Alguns foram despejados no lixo, ainda vivos. O comandante Gato (Ciel da Conceição) contou-me com todos os pormenores, esse momento trágico. O Centro Tchiweka de Documentação tem nos seus arquivos uma entrevista com o comandante Gato, o único que escapou com vida. Ele contou-me este pormenor: “O comandante Eurico foi esventrado com um punhal e atirado para cima de mim. Só depois começaram a disparar. Tive a sorte de ter o camarada Eurico como escudo. Ele, em agonia, disse-me: - Gato, tu estás melhor do que nós, vai para a estrada e avisa os nossos camaradas que estamos aqui”. O comandante Gato foi mesmo dar o alerta. Não querem ouvir o seu depoimento à Tchiweka?

A parte mais dolorosa fica para o fim. A TPA nunca referiu o nome do comandante Eurico. Sabem quem foi? Até 1974 era o comissário político da Frente Norte que incluía a I Região Politica e Militar do MPLA. Depois de 1974 e até 1976 continuou nessas funções, em Cabinda. O Presidente Agostinho Neto chamou-o para o Estado-Maior General das FAPLA, como chefe do Pessoal. A sua missão foi arrancar com o processo de transformação do exército guerrilheiro em forças armadas nacionais. Como ele conhecia todos os combatentes da Frente Norte, recusou patentear vigaristas que se apresentavam como comandantes da I Região. Por isso foi assassinado pelos rostos e vítimas do 27 de Maio.  

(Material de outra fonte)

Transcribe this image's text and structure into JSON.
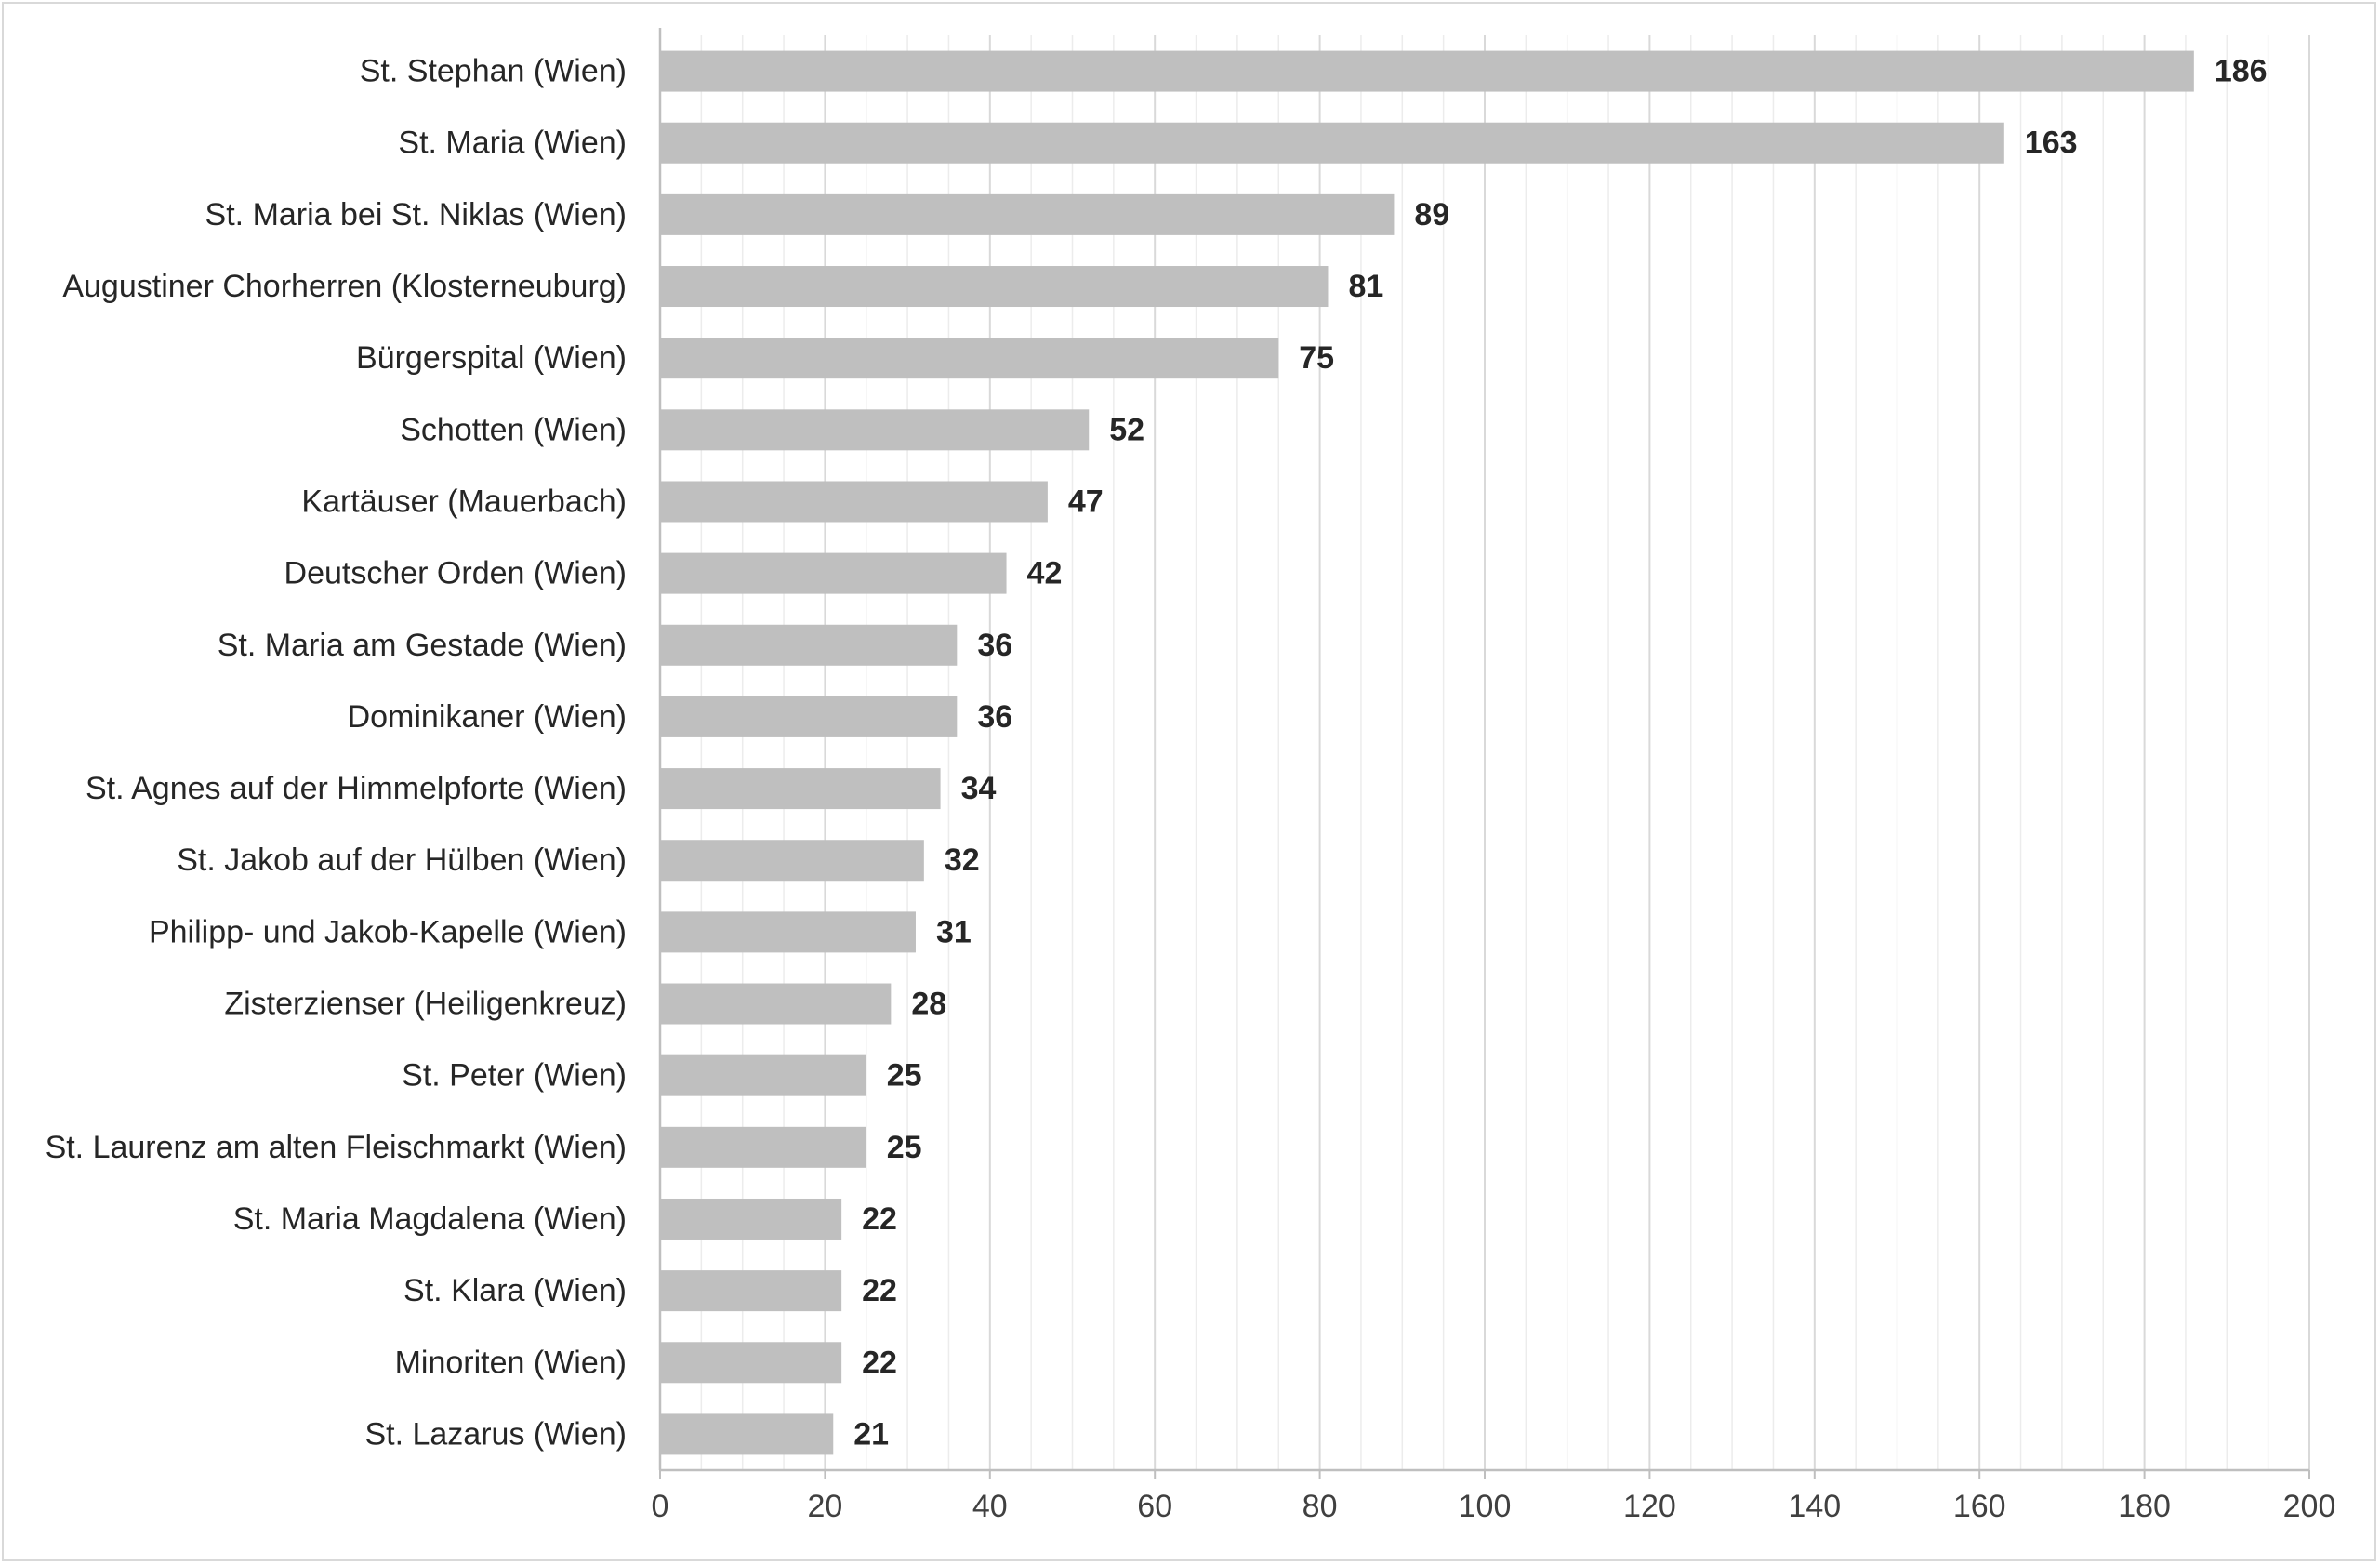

Hélder Neto era um quadro do Ministério da Defesa. Trabalhava no domínio das informações, actividade importantíssima num país que estava em guerra contra forças armadas estrangeiras no Norte no Sul e Sudeste de Angola. 

O que levou a TPA a ignorar o comandante Eurico e Hélder Neto? Lamento imenso ter de escrever isto: O comandante Eurico era filho de um mestiço e de uma senhora branca. Hélder Neto eras filho de um senhor branco e de uma senhora mestiça. Clarinhos. Por isso foram assassinados pelos rostos e vítimas do 27 de Maio. Racismo no canal público de televisão. Abraçar e perdoar. O amor salva! Eu já não tenho salvação. Sou ceguinho, surdo, mudo, maneta e perneta. Que ninguém ponha em causa a unidade das ossadas!